(Athit Perawongmetha / Reuters)

Serena Williams is ending her lengthy boycott of the tennis tournament at Indian Wells, where she and her sister were the targets of a nasty incident in 2001.

Williams explained her decision to return to the California tournament in a Time.com essay:

Thirteen years and a lifetime in tennis later, things feel different. A few months ago, when Russian official Shamil Tarpischev made racist and sexist remarks about Venus and me, the WTA and USTA immediately condemned him. It reminded me how far the sport has come, and how far I’ve come too.

I have thought about going back to Indian Wells many times over my career. I said a few times that I would never play there again. And believe me, I meant it. I admit it scared me. What if I walked onto the court and the entire crowd booed me? The nightmare would start all over.

Back in 2001, the father of Venus Williams and Serena, who was not yet 20, was accused by Elena Dementieva of manipulating matches between the women. Although she later claimed she was joking, there were a number of comments about Richard Williams’ influence over the Venus and Serena and the situation reached critical mass when Venus withdrew from a semifinal against Serena, citing an injury, just minutes before the match was to begin. The crowd booed and reporters asked Venus about whether the women’s matches were fixed. Her answer wasn’t definitive and, when Serena stepped onto the court to play Kim Clijsters in the final, the crowd got nasty. Richard Williams said there were racist comments and jeers.

Richard Williams told USA Today at the time that he was called the N-word. “One guy said, ‘I wish it was ’75; we’d skin you alive.’ That’s when I stopped and walked toward that way,” Richard Williams said then. Then I realized that [the] best bet was to handle the situation non-violently. I had trouble holding back tears.
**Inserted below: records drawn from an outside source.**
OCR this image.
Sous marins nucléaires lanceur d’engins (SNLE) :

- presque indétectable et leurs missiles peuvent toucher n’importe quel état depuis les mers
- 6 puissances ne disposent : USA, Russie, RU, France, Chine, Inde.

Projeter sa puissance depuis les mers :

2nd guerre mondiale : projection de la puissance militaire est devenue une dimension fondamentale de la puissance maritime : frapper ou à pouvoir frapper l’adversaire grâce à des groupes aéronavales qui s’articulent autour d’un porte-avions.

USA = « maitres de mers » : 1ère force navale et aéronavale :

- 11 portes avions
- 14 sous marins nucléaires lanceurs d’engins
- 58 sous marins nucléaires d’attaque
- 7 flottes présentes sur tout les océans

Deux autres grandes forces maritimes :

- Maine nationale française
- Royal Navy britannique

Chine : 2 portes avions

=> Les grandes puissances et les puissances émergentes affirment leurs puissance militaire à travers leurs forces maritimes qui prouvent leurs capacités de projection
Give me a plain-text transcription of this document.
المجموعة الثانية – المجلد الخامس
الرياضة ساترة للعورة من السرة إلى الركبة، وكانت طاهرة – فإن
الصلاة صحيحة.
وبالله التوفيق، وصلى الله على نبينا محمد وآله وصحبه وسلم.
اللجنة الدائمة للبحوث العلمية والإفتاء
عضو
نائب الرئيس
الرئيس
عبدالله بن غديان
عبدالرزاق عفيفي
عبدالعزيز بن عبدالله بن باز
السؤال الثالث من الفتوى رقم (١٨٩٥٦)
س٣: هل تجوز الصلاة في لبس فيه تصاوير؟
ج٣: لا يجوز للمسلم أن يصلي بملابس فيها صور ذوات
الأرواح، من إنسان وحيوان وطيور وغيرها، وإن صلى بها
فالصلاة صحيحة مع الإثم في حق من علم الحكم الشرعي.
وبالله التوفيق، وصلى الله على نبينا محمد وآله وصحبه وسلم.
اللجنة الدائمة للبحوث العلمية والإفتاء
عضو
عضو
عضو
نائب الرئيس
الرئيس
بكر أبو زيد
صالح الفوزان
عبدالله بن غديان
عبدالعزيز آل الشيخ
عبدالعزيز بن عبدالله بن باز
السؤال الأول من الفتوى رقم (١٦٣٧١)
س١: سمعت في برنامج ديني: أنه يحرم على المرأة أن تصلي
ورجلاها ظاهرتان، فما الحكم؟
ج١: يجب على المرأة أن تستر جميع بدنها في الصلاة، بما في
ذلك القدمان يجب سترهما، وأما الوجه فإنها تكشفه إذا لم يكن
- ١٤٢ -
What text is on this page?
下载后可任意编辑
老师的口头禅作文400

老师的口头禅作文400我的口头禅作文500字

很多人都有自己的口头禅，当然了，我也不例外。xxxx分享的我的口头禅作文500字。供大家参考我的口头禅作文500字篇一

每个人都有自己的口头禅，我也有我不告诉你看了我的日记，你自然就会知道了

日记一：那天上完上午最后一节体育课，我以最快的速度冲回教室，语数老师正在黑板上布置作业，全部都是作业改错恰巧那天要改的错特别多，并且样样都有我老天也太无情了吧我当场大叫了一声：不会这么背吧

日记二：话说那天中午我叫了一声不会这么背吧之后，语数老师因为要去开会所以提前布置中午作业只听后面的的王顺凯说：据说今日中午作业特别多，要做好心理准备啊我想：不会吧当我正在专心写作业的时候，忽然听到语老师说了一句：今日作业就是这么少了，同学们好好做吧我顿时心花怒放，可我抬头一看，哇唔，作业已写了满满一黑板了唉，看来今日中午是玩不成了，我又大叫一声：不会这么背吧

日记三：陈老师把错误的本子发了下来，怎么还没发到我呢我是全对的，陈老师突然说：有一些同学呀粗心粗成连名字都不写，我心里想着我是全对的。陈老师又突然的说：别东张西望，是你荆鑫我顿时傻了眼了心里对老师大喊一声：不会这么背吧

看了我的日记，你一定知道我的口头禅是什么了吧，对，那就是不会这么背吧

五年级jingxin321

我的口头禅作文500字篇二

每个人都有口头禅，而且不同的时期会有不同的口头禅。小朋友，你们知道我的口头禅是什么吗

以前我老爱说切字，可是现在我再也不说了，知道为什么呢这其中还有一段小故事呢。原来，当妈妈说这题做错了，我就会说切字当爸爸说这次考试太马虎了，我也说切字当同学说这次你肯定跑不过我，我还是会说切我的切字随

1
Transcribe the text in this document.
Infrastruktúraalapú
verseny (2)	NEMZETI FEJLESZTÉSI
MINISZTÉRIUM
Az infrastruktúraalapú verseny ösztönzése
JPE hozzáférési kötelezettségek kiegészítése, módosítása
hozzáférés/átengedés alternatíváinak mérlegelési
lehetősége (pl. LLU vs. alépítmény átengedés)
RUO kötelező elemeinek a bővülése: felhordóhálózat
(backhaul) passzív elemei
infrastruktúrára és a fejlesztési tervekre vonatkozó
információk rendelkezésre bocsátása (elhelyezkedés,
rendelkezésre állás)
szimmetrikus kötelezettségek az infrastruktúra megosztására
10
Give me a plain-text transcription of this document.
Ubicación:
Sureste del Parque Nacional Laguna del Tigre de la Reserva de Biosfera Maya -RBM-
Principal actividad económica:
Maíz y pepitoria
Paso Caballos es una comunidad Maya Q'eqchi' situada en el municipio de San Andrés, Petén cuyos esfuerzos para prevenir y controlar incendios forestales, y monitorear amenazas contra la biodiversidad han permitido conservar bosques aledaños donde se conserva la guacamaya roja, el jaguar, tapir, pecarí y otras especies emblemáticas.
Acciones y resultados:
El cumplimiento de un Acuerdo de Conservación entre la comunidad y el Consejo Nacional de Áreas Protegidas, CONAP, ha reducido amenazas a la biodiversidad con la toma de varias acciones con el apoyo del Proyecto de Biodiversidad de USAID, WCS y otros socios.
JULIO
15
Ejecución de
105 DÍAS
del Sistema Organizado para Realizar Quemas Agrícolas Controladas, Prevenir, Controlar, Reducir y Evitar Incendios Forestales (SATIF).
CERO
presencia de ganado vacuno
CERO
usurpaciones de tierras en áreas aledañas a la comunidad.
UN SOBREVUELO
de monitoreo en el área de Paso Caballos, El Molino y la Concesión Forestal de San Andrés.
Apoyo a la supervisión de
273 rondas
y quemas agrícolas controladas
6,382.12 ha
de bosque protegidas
I think Indian Wells disgraced America.”

Serena Williams writes that she was raised by her mother to “love and forgive freely,” which makes a return to the tournament in early March possible.

It has been difficult for me to forget spending hours crying in the Indian Wells locker room after winning in 2001, driving back to Los Angeles feeling as if I had lost the biggest game ever—not a mere tennis game but a bigger fight for equality. Emotionally it seemed easier to stay away. There are some who say I should never go back. There are others who say I should’ve returned years ago. I understand both perspectives very well and wrestled with them for a long time. I’m just following my heart on this one.

I’m fortunate to be at a point in my career where I have nothing to prove. I’m still as driven as ever, but the ride is a little easier. I play for the love of the game. And it is with that love in mind, and a new understanding of the true meaning of forgiveness, that I will proudly return to Indian Wells in 2015.